Par l’Agence Média Palestine, le 9 avril 2026

Sans avertissement, une centaine de bombardements israéliens massifs ont frappé plusieurs parties du Liban dont des zones commerciales et résidentielles denses du centre de Beyrouth, faisant au moins 254 mort·es et plus d’un millier de blessé·es. Un nouveau massacre commis par l’État colonial quelques heures après l’annonce d’un cessez-le-feu dans la guerre israélo-étasunienne contre l’Iran ; un accord qui devait inclure le Liban selon le Pakistan, pays médiateur.
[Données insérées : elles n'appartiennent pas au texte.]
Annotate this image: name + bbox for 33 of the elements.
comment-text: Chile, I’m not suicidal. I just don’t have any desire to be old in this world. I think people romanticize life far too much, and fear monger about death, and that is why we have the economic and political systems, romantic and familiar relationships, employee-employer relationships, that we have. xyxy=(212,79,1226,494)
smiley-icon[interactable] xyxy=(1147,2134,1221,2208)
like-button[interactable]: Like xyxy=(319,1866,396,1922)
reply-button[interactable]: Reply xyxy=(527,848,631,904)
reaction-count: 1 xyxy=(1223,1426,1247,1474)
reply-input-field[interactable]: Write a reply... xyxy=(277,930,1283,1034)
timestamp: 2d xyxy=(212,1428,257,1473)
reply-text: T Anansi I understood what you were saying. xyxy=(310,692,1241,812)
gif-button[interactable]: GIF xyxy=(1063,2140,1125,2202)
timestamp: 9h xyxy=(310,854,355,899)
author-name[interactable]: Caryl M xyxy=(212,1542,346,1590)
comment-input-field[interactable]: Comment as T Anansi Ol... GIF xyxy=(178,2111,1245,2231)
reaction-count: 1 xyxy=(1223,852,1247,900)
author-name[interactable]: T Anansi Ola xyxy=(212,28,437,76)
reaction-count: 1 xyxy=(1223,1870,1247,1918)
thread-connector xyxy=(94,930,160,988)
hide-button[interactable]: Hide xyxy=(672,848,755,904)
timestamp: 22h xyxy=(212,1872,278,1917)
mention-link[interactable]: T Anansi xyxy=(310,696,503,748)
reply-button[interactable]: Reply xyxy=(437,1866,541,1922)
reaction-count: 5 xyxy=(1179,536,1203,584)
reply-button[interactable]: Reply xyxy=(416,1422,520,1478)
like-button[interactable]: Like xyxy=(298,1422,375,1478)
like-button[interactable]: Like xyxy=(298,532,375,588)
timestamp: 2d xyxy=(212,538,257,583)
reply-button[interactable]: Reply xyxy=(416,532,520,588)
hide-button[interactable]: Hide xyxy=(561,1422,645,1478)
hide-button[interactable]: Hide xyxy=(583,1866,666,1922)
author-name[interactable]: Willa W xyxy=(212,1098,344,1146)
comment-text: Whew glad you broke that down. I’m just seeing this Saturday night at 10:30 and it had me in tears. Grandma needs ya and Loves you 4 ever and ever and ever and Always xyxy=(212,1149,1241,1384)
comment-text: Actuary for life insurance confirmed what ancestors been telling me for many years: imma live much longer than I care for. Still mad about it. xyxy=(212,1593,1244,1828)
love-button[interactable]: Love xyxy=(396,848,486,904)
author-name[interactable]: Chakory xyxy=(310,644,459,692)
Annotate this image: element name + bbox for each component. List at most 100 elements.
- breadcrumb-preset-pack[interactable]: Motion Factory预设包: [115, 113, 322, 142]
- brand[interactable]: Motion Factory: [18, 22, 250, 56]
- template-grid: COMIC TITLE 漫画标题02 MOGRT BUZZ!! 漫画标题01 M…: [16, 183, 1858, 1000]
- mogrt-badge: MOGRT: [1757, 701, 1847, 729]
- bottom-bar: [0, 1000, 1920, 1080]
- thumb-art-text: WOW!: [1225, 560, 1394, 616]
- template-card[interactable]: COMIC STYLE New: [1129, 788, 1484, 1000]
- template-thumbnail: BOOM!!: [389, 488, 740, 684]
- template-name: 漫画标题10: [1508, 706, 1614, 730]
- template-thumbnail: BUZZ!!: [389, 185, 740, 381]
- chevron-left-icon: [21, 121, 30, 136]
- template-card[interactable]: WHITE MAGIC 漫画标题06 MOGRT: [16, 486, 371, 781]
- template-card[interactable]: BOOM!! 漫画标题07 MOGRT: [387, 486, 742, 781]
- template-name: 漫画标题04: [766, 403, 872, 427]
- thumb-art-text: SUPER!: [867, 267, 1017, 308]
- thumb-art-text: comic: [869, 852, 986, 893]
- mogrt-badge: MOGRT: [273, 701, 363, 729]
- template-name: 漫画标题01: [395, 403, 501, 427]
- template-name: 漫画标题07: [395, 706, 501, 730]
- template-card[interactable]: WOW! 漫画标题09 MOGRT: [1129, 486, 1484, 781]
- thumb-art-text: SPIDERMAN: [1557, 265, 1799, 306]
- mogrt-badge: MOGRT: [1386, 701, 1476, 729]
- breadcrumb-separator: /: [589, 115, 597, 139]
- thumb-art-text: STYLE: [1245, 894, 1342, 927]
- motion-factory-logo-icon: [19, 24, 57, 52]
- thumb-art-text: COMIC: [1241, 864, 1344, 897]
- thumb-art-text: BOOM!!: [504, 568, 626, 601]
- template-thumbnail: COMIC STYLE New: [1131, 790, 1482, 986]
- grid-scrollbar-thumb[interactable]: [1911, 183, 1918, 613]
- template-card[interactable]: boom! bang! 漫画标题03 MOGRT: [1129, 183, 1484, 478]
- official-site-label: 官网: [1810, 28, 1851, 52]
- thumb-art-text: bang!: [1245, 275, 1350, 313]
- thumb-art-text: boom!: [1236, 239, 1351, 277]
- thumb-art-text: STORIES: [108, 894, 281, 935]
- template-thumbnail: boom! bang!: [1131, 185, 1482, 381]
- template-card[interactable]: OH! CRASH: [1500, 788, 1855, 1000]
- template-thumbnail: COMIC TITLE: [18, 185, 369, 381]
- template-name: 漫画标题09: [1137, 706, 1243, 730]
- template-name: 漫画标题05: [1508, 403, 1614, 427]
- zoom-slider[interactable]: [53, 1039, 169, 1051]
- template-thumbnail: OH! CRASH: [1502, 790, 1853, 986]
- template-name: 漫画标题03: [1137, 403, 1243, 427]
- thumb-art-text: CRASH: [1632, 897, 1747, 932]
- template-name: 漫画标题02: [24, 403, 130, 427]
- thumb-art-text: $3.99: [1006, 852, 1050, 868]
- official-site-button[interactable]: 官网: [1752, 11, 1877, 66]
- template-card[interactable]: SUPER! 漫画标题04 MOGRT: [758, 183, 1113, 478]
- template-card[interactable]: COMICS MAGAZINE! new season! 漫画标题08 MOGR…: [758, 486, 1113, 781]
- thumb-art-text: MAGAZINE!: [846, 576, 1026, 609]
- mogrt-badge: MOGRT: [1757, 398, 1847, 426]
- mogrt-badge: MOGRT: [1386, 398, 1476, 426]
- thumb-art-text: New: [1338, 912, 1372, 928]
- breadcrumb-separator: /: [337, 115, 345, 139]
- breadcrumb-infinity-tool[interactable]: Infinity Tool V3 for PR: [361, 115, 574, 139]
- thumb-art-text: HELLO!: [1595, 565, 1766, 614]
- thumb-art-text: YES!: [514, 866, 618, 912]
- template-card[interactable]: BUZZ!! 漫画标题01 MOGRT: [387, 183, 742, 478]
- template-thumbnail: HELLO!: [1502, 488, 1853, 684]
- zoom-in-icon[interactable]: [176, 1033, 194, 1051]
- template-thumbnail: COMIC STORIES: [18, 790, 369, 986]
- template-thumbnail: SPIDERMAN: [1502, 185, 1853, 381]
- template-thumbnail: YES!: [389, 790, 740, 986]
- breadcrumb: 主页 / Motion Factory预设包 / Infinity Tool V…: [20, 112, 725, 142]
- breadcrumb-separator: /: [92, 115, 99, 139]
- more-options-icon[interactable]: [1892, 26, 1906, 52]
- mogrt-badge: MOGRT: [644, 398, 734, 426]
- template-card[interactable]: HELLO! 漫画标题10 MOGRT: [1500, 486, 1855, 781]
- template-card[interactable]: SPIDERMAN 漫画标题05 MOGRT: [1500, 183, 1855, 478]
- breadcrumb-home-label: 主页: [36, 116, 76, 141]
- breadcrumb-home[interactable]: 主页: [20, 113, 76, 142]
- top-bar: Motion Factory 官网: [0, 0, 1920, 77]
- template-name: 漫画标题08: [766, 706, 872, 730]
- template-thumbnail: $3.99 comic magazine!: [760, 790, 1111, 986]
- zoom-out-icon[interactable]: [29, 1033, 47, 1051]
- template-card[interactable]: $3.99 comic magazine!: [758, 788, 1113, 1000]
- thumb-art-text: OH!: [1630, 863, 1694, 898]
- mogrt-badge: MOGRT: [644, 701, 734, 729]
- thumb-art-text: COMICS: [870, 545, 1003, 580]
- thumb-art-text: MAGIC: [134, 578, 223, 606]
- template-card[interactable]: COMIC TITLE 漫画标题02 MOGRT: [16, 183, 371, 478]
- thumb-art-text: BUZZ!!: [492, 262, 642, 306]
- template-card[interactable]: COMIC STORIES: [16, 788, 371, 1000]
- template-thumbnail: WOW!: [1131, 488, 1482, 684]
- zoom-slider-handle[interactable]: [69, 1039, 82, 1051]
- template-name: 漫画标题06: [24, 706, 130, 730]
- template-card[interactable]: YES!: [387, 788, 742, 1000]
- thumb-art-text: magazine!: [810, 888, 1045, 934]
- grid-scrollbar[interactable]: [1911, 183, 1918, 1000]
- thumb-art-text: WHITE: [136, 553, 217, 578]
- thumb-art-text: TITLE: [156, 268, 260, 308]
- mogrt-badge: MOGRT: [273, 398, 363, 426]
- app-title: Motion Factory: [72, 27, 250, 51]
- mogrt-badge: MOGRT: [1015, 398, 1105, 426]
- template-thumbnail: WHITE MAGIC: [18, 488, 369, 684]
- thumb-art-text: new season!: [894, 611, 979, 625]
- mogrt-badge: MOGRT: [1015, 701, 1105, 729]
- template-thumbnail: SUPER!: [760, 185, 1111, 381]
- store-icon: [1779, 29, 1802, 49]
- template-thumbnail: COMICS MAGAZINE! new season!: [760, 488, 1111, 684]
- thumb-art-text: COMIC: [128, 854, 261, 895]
Israël a ciblé des quartiers densément peuplés, notamment dans et autour de Beyrouth, la banlieue sud de la capitale et plusieurs zones du sud du Liban et de la Bekaa. Des immeubles résidentiels ont été détruits, provoquant des effondrements et piégeant des familles entières sous les décombres.
Les autorités libanaises dénoncent des frappes indiscriminées touchant des civils et ont décrété une journée de deuil national. Le Premier ministre Nawaf Salam a dénoncé une « machine à tuer » et appelé à une réaction internationale pour stopper les bombardements. Il a déclaré qu’Israël avait attaqué des quartiers densément peuplés et tué des « civils sans défense ». « Israël reste totalement indifférent à tous les efforts régionaux et internationaux visant à mettre fin à la guerre – sans parler de son mépris total des principes du droit international et du droit international humanitaire, qu’il n’a jamais respectés », a déclaré Salam.
Riposte du Hezbollah
Selon le journal libanais Al-Akhbar, le Hezbollah a riposté à l’agression israélienne en lançant une « salve de roquettes vers le nord de la Palestine occupée ». Le Hezbollah a annoncé dans un communiqué avoir ciblé « la localité de Manara par une salve de missiles, pour défendre le Liban et son peuple, et en réponse à la violation par l’ennemi de l’accord de cessez-le-feu, après que la résistance a respecté le cessez-le-feu et que l’ennemi ne l’a pas respecté. » Il a ajouté : « cette riposte se poursuivra jusqu’à ce que cesse l’agression israélo-américaine contre notre pays et notre peuple ».
Dans un communiqué distinct publié le 8 avril au soir, le Hezbollah a déclaré que « le sang des martyrs et des blessés ne sera pas versé en vain ». Les massacres israéliens « confirment notre droit naturel et légal de résister à l’occupation et de répondre à son agression, et renforcent notre détermination à résister et à affronter l’ennemi afin de le contenir, de défendre notre peuple et notre patrie, et de protéger notre sécurité face à l’agression en cours », ajoute le texte.
En réponse, rapporte encore Al-Akhbar, les avions de combat israéliens ont lancé une série de frappes aériennes dans la nuit du 8 au 9 avril, à partir de minuit, ciblant les zones de Laylaki et Chiyah, dans la banlieue sud de Beyrouth. Plus au sud, les frappes ont visé les villes de Qounine, Zrarieh, Abbasiyeh, Doueir, Harouf, Jebchit, Haboush, Mayfadoun, Qleileh, Qasmiyeh, Zawtar al-Gharbiyeh, Zawtar al-Sharqiyeh, Kfour, Qounine, Srifa, Ghandouriyeh, Sharqiyeh et Shahabiyeh. Les villes de Safad al-Batikh, Barashit, Haris et Kafra ont également été soumises à des bombardements d’artillerie israéliens.
Selon cette même source, le bilan total de l’agression depuis le 2 mars d’élève 1 739 martyrs et 5 873 blessés. Israël a en outre soumis plus d’un million de Libanais au déplacement forcé.